The enzyme catalyzation rate is affected by temperature, pH and substrate concentration.
Temperature affects enzyme activation generally in accordance with Fig. B, although each enzyme displays maximum activity at some specific temperature. Likewise, each enzyme displays maximum activity at a certain pH range generally in accordance with Fig. B

Why Bacteria Die?

In accordance with these requirements,

An acceptable environment is required for growth, which includes an acceptable temperature and pH and an absence of toxic chemicals. In the absence of any of these requirements or in the presence of any toxic chemicals, a bacterial cell will eventually die.
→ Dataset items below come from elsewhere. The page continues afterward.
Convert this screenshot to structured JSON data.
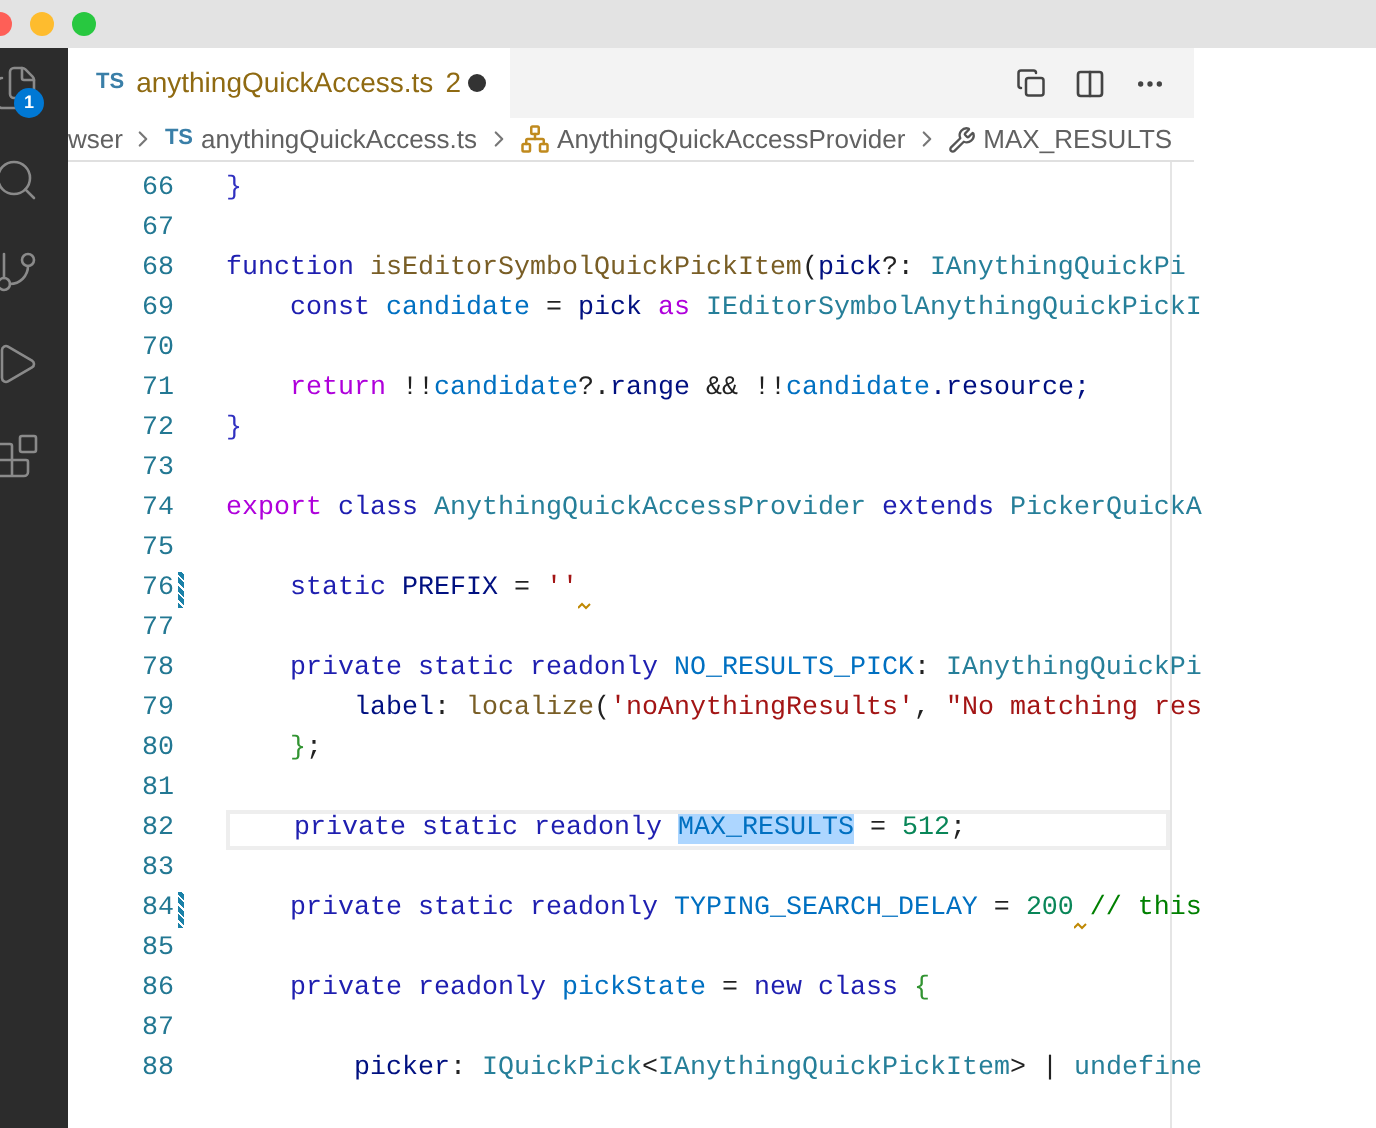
{
  "activity_bar": {
    "items": [
      {
        "kind": "files",
        "badge": "1"
      },
      {
        "kind": "search"
      },
      {
        "kind": "source-control"
      },
      {
        "kind": "run"
      },
      {
        "kind": "extensions"
      }
    ]
  },
  "tab": {
    "lang": "TS",
    "title": "anythingQuickAccess.ts",
    "problems": "2",
    "dirty": true,
    "selected": true
  },
  "breadcrumbs": [
    {
      "kind": "folder",
      "label": "wser"
    },
    {
      "kind": "file",
      "lang": "TS",
      "label": "anythingQuickAccess.ts"
    },
    {
      "kind": "class",
      "label": "AnythingQuickAccessProvider"
    },
    {
      "kind": "field",
      "label": "MAX_RESULTS"
    }
  ],
  "lines": [
    {
      "number": "66",
      "tokens": [
        {
          "text": "}",
          "kind": "punct"
        }
      ]
    },
    {
      "number": "67"
    },
    {
      "number": "68",
      "tokens": [
        {
          "text": "function ",
          "kind": "keyword"
        },
        {
          "text": "isEditorSymbolQuickPickItem",
          "kind": "function"
        },
        {
          "text": "(",
          "kind": "plain"
        },
        {
          "text": "pick",
          "kind": "param"
        },
        {
          "text": "?: ",
          "kind": "plain"
        },
        {
          "text": "IAnythingQuickPi",
          "kind": "type"
        }
      ]
    },
    {
      "number": "69",
      "tokens": [
        {
          "text": "    const ",
          "kind": "keyword"
        },
        {
          "text": "candidate",
          "kind": "variable"
        },
        {
          "text": " = ",
          "kind": "plain"
        },
        {
          "text": "pick",
          "kind": "param"
        },
        {
          "text": " as ",
          "kind": "control"
        },
        {
          "text": "IEditorSymbolAnythingQuickPickI",
          "kind": "type"
        }
      ]
    },
    {
      "number": "70"
    },
    {
      "number": "71",
      "tokens": [
        {
          "text": "    return ",
          "kind": "control"
        },
        {
          "text": "!!",
          "kind": "plain"
        },
        {
          "text": "candidate",
          "kind": "variable"
        },
        {
          "text": "?.",
          "kind": "plain"
        },
        {
          "text": "range",
          "kind": "param"
        },
        {
          "text": " && ",
          "kind": "plain"
        },
        {
          "text": "!!",
          "kind": "plain"
        },
        {
          "text": "candidate",
          "kind": "variable"
        },
        {
          "text": ".resource;",
          "kind": "param"
        }
      ]
    },
    {
      "number": "72",
      "tokens": [
        {
          "text": "}",
          "kind": "punct"
        }
      ]
    },
    {
      "number": "73"
    },
    {
      "number": "74",
      "tokens": [
        {
          "text": "export ",
          "kind": "control"
        },
        {
          "text": "class ",
          "kind": "keyword"
        },
        {
          "text": "AnythingQuickAccessProvider ",
          "kind": "type"
        },
        {
          "text": "extends ",
          "kind": "keyword"
        },
        {
          "text": "PickerQuickA",
          "kind": "type"
        }
      ]
    },
    {
      "number": "75"
    },
    {
      "number": "76",
      "modified": true,
      "tokens": [
        {
          "text": "    static ",
          "kind": "keyword"
        },
        {
          "text": "PREFIX",
          "kind": "param"
        },
        {
          "text": " = ",
          "kind": "plain"
        },
        {
          "text": "''",
          "kind": "string",
          "squiggle": true
        }
      ]
    },
    {
      "number": "77"
    },
    {
      "number": "78",
      "tokens": [
        {
          "text": "    private static readonly ",
          "kind": "keyword"
        },
        {
          "text": "NO_RESULTS_PICK",
          "kind": "variable"
        },
        {
          "text": ": ",
          "kind": "plain"
        },
        {
          "text": "IAnythingQuickPi",
          "kind": "type"
        }
      ]
    },
    {
      "number": "79",
      "tokens": [
        {
          "text": "        label",
          "kind": "param"
        },
        {
          "text": ": ",
          "kind": "plain"
        },
        {
          "text": "localize",
          "kind": "function"
        },
        {
          "text": "(",
          "kind": "plain"
        },
        {
          "text": "'noAnythingResults'",
          "kind": "string"
        },
        {
          "text": ", ",
          "kind": "plain"
        },
        {
          "text": "\"No matching res",
          "kind": "string"
        }
      ]
    },
    {
      "number": "80",
      "tokens": [
        {
          "text": "    }",
          "kind": "bracket"
        },
        {
          "text": ";",
          "kind": "plain"
        }
      ]
    },
    {
      "number": "81"
    },
    {
      "number": "82",
      "current": true,
      "tokens": [
        {
          "text": "    private static readonly ",
          "kind": "keyword"
        },
        {
          "text": "MAX_RESULTS",
          "kind": "variable",
          "selected": true
        },
        {
          "text": " = ",
          "kind": "plain"
        },
        {
          "text": "512",
          "kind": "number"
        },
        {
          "text": ";",
          "kind": "plain"
        }
      ]
    },
    {
      "number": "83"
    },
    {
      "number": "84",
      "modified": true,
      "tokens": [
        {
          "text": "    private static readonly ",
          "kind": "keyword"
        },
        {
          "text": "TYPING_SEARCH_DELAY",
          "kind": "variable"
        },
        {
          "text": " = ",
          "kind": "plain"
        },
        {
          "text": "200",
          "kind": "number",
          "squiggle": true
        },
        {
          "text": " // this",
          "kind": "comment"
        }
      ]
    },
    {
      "number": "85"
    },
    {
      "number": "86",
      "tokens": [
        {
          "text": "    private readonly ",
          "kind": "keyword"
        },
        {
          "text": "pickState",
          "kind": "variable"
        },
        {
          "text": " = ",
          "kind": "plain"
        },
        {
          "text": "new class ",
          "kind": "keyword"
        },
        {
          "text": "{",
          "kind": "bracket"
        }
      ]
    },
    {
      "number": "87"
    },
    {
      "number": "88",
      "tokens": [
        {
          "text": "        picker",
          "kind": "param"
        },
        {
          "text": ": ",
          "kind": "plain"
        },
        {
          "text": "IQuickPick",
          "kind": "type"
        },
        {
          "text": "<",
          "kind": "plain"
        },
        {
          "text": "IAnythingQuickPickItem",
          "kind": "type"
        },
        {
          "text": "> | ",
          "kind": "plain"
        },
        {
          "text": "undefine",
          "kind": "type"
        }
      ]
    }
  ]
}
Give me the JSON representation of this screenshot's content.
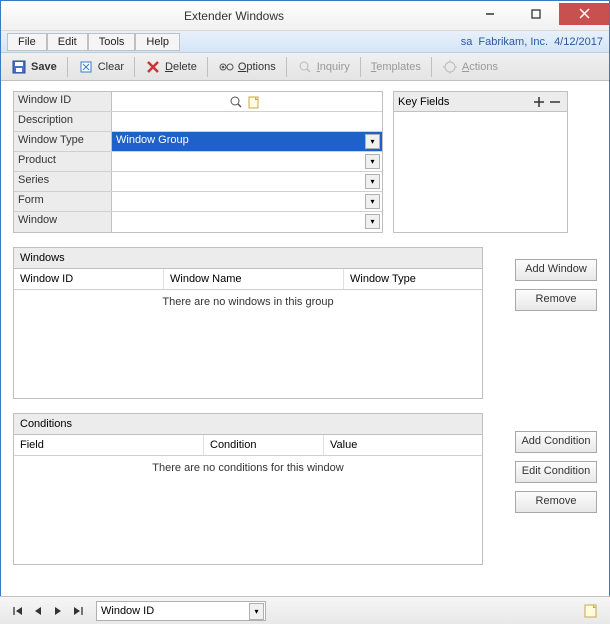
{
  "title": "Extender Windows",
  "menubar": {
    "file": "File",
    "edit": "Edit",
    "tools": "Tools",
    "help": "Help"
  },
  "status": {
    "user": "sa",
    "company": "Fabrikam, Inc.",
    "date": "4/12/2017"
  },
  "toolbar": {
    "save": "Save",
    "clear": "Clear",
    "delete": "Delete",
    "options": "Options",
    "inquiry": "Inquiry",
    "templates": "Templates",
    "actions": "Actions"
  },
  "form": {
    "window_id_label": "Window ID",
    "window_id_value": "",
    "description_label": "Description",
    "description_value": "",
    "window_type_label": "Window Type",
    "window_type_value": "Window Group",
    "product_label": "Product",
    "product_value": "",
    "series_label": "Series",
    "series_value": "",
    "form_label": "Form",
    "form_value": "",
    "window_label": "Window",
    "window_value": ""
  },
  "keyfields": {
    "header": "Key Fields"
  },
  "windows_panel": {
    "header": "Windows",
    "col_id": "Window ID",
    "col_name": "Window Name",
    "col_type": "Window Type",
    "empty": "There are no windows in this group",
    "add_btn": "Add Window",
    "remove_btn": "Remove"
  },
  "conditions_panel": {
    "header": "Conditions",
    "col_field": "Field",
    "col_condition": "Condition",
    "col_value": "Value",
    "empty": "There are no conditions for this window",
    "add_btn": "Add Condition",
    "edit_btn": "Edit Condition",
    "remove_btn": "Remove"
  },
  "nav": {
    "sort": "Window ID"
  }
}
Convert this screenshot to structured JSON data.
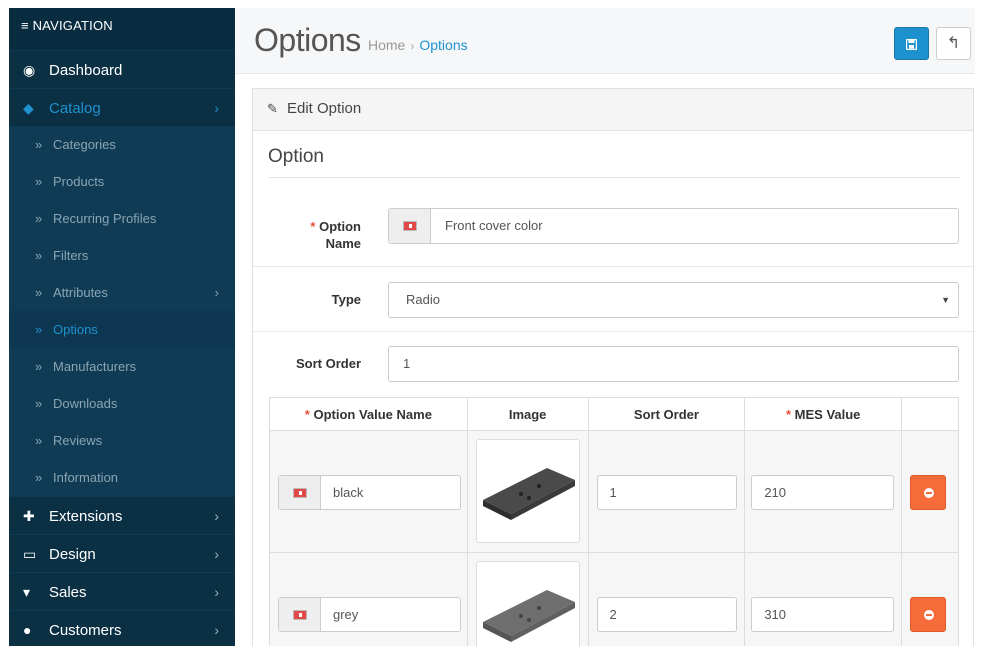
{
  "sidebar": {
    "header": "≡ NAVIGATION",
    "dashboard": "Dashboard",
    "catalog": "Catalog",
    "catalog_sub": [
      "Categories",
      "Products",
      "Recurring Profiles",
      "Filters",
      "Attributes",
      "Options",
      "Manufacturers",
      "Downloads",
      "Reviews",
      "Information"
    ],
    "extensions": "Extensions",
    "design": "Design",
    "sales": "Sales",
    "customers": "Customers"
  },
  "header": {
    "title": "Options",
    "breadcrumb_home": "Home",
    "breadcrumb_sep": "›",
    "breadcrumb_current": "Options"
  },
  "panel": {
    "heading": "Edit Option",
    "legend": "Option",
    "option_name_label_1": "Option",
    "option_name_label_2": "Name",
    "option_name_value": "Front cover color",
    "type_label": "Type",
    "type_value": "Radio",
    "sort_order_label": "Sort Order",
    "sort_order_value": "1",
    "required_marker": "*"
  },
  "table": {
    "col_name": "Option Value Name",
    "col_image": "Image",
    "col_sort": "Sort Order",
    "col_mes": "MES Value",
    "rows": [
      {
        "name": "black",
        "sort": "1",
        "mes": "210"
      },
      {
        "name": "grey",
        "sort": "2",
        "mes": "310"
      }
    ]
  },
  "colors": {
    "sidebar_bg": "#0c3349",
    "accent": "#1e91cf",
    "danger": "#f56b3a",
    "required": "#e3503e"
  },
  "icons": {
    "dashboard": "dashboard-icon",
    "catalog": "tag-icon",
    "extensions": "puzzle-icon",
    "design": "monitor-icon",
    "sales": "cart-icon",
    "customers": "user-icon",
    "save": "save-icon",
    "back": "reply-icon",
    "edit": "pencil-icon",
    "remove": "minus-circle-icon"
  }
}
In the presence of these requirements and absent toxicity, a bacterial cell has a growth and death rate represented by a classic bell shaped curve as represented in Fig. C

During the initial growth phase. the bacteria split and logarithmically increase until one or more of the environmental factors is depleted. If there is no depletion, the growth phase will continue.Beginning with a given amount of food, bacterial growth will eventually reach a stationary phase upon depletion of food, followed by a death phase and finally, endogenous respiration or cannibalism.During endogenous respiration, the bacteria feed on each other in the absence of available food.As endogenous respiration declines, the remaining non-biodegradable residue (NBDR), remains solid particles settle.